La nécessité d'un traitement chirurgical de la maladie de Ménière est déterminée individuellement pour chaque patient. Il n'y a pas d'indications spécifiques pour une telle technique thérapeutique, le choix est donc donné à la fois au médecin traitant et au patient lui-même.

Meniere's Cure est-il curable?

Dans un très grand nombre de cas, les patients ne peuvent pas complètement se débarrasser de cette maladie. Cela est dû principalement au fait que les causes du développement de la pathologie de l’oreille ne sont toujours pas complètement comprises. Ainsi, toutes les méthodes de traitement appliquées visent principalement à réduire l'intensité des symptômes et à améliorer la qualité de la vie. Parfois, lors d’une intervention chirurgicale, les médecins détruisent l’appareil vestibulaire, provoquant la mort des cellules réceptrices.

Cependant, dans de nombreux cas, toutes les mesures thérapeutiques ne font que soulager les vertiges, améliorer l'audition et prolonger la phase de rémission de la maladie de Ménière.
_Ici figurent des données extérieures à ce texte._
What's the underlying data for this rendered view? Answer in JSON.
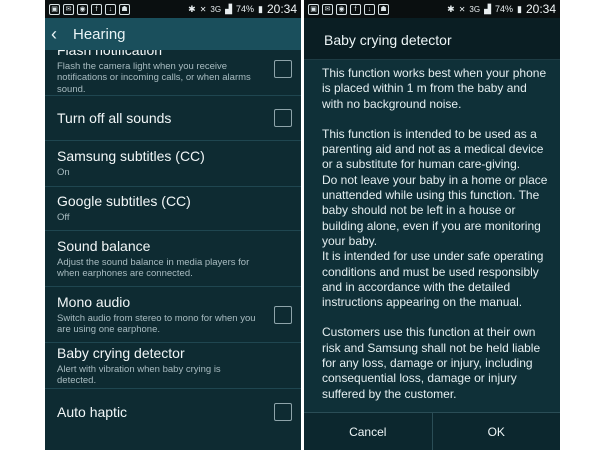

En général, les patients doivent apprendre à vivre avec leur pathologie, car il est toujours impossible de la guérir complètement. Mais une personne peut prévenir la rechute de la maladie - pour cela, il suffit de déterminer les facteurs qui provoquent et, si possible, d'éviter leurs effets sur le corps.

Plus favorable est le pronostic du syndrome de Ménière, qui n'est pas une maladie indépendante. L’accumulation d’endolymphe est un processus secondaire, raison pour laquelle le médecin ORL sait. En règle générale, le traitement prescrit est efficace et les symptômes désagréables disparaissent complètement.

Si le patient respecte toutes les prescriptions de son médecin et évite les facteurs provoquant l'aggravation du processus pathologique, il ne se souviendra plus de lui-même. Dans ce cas, il est prudent de parler d'un traitement complet du syndrome de Ménière.